Four months ago I was an eager beaver, armed and ready with my constantly updated Excel spreadsheet of inner west properties – their dimensions, stats and sale prices – taking charge of Boyfriend and my first steps onto the property ladder. Grandma was saving Saturday’s Domain section for me and I spent my evenings trawling through online realty sites imagining our lives in Newtown/Leichhardt/Darlington/Potts Point... We’d not been approved for our loan just yet, but I was confident.

And well I could be. With an overly generous monetary gift from my parentals we were only seeking to borrow 60 per cent of the mortgage – banks were fighting for our business. Lucky us.

So began our Saturday searches. Ever prepared I’d spent lunchtimes formulating itineraries, back-to-back viewings to ensure we were seeing all our market had to offer. With everything up for auction we jumped on opportunities for sale. One Thursday lunchtime I even hijacked a cabbie to take me to two inner city viewings, wait for me and take me back to work.

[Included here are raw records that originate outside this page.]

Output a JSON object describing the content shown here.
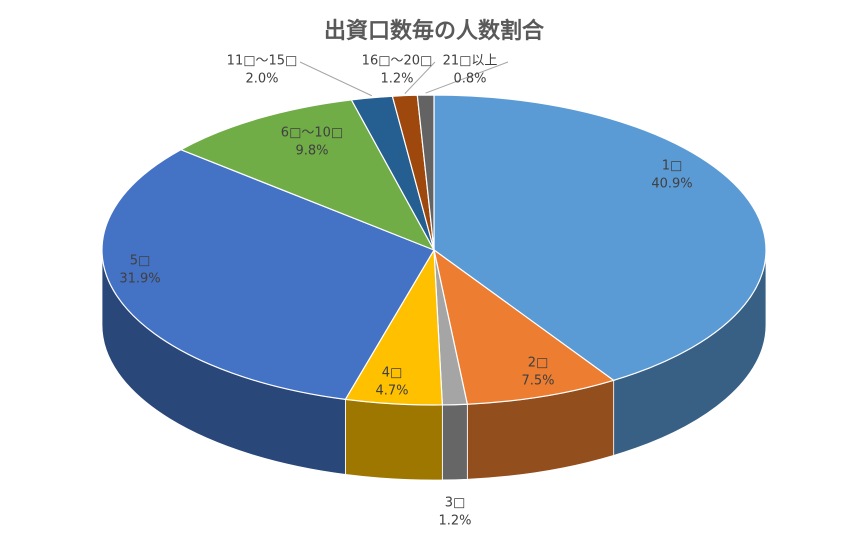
{
  "chart_data": {
    "type": "pie3d",
    "title": "出資口数毎の人数割合",
    "categories": [
      "1□",
      "2□",
      "3□",
      "4□",
      "5□",
      "6□～10□",
      "11□～15□",
      "16□～20□",
      "21□以上"
    ],
    "values": [
      40.9,
      7.5,
      1.2,
      4.7,
      31.9,
      9.8,
      2.0,
      1.2,
      0.8
    ],
    "value_labels": [
      "40.9%",
      "7.5%",
      "1.2%",
      "4.7%",
      "31.9%",
      "9.8%",
      "2.0%",
      "1.2%",
      "0.8%"
    ],
    "colors": [
      "#5b9bd5",
      "#ed7d31",
      "#a5a5a5",
      "#ffc000",
      "#4472c4",
      "#70ad47",
      "#255e91",
      "#9e480e",
      "#636363"
    ]
  }
}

Despite a few wrongs turns down the side alleys of Newtown, I arrived back to my desk on time and unscathed – convinced I’d found ‘the one’.

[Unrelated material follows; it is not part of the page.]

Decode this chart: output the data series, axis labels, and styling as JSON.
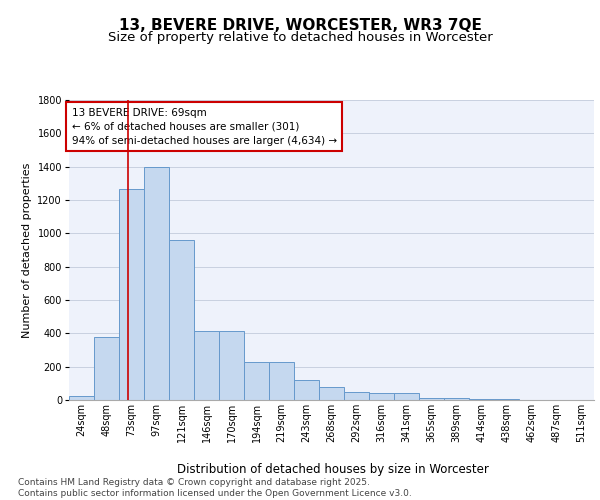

Spending the next week-and-a-half to all extents and purposes moving us in and renovating the 2-bed federation semi (in my head), Boyfriend and I viewed it again last weekend; a fresh pair of eyes helped me realise that this little project was more than just a lick-of-paint and backyard blitz.

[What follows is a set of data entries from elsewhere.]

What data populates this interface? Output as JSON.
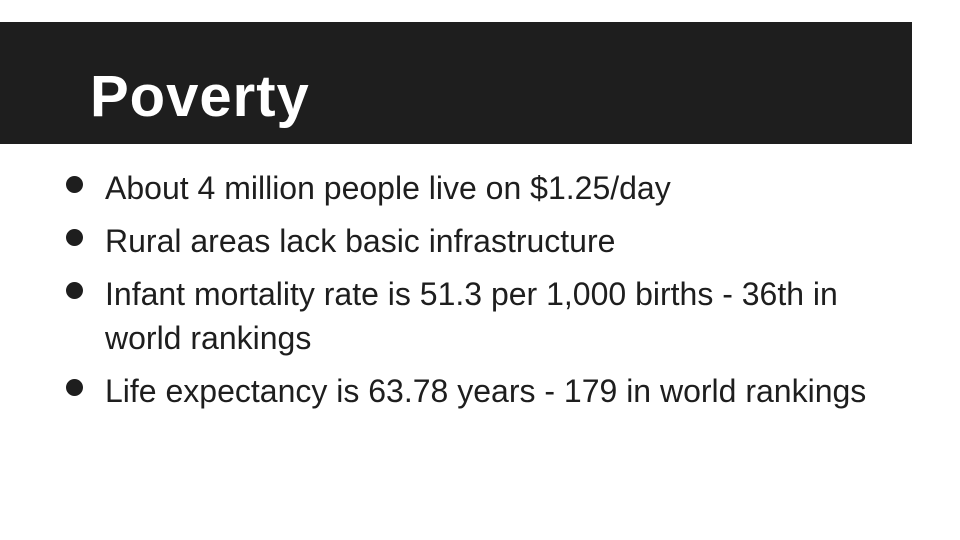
{
  "slide": {
    "title": "Poverty",
    "bullets": [
      "About 4 million people live on $1.25/day",
      "Rural areas lack basic infrastructure",
      "Infant mortality rate is 51.3 per 1,000 births - 36th in world rankings",
      "Life expectancy is 63.78 years - 179 in world rankings"
    ]
  },
  "colors": {
    "title_bar": "#1e1e1e",
    "title_text": "#ffffff",
    "body_text": "#1e1e1e",
    "background": "#ffffff"
  }
}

Driving home with the sun blazing, burning our arms and thighs through the car windscreen, we were hot and bothered but not beaten. We collated our thoughts, went through the pros and cons of renovating and decided we should try for a place that had most of the hard work done already.

And we knew just the one: a gorgeous little terrace in Lewisham with a manicured secret garden and covered deck off the second bedroom overlooking said-oasis. Painted and primed we could move in and be blissfully happy. Now we just needed to nab it for $606K.

We scoped out an auction and scored oodles of advice – bid at the last hammer, up the last bid by $20K, make your final offer the night before – I honed all my positive energy into visualising our ‘win’. Then last night the realtor rang to say the vendors had been made an offer above their reserve and they were cancelling the auction; did we want to make a counter offer?

With a heavy heart I knew our offer wouldn’t make the cut. And while my head tells me it’s better to find out now so we’re free to spend Saturday looking at more realistic options, the ever-positive part of me that had already mentally moved my wardrobe into the master bedroom of Number Four St John’s Street took the blow to heart.

Never have I ever had so much money to spend on just one thing and never have I ever felt so low about it. Maybe we should take the money and run away to Europe, travel by gondola, eat and shop like the minted…

But we wouldn’t. So we wait the week out and march on come Saturday. Another eight places to view, another eight floor plans to rework. Yep, I feel the power coming back, my spirit rising.

We’ll beat the odds and find a place within six months. It’s just shopping, after all.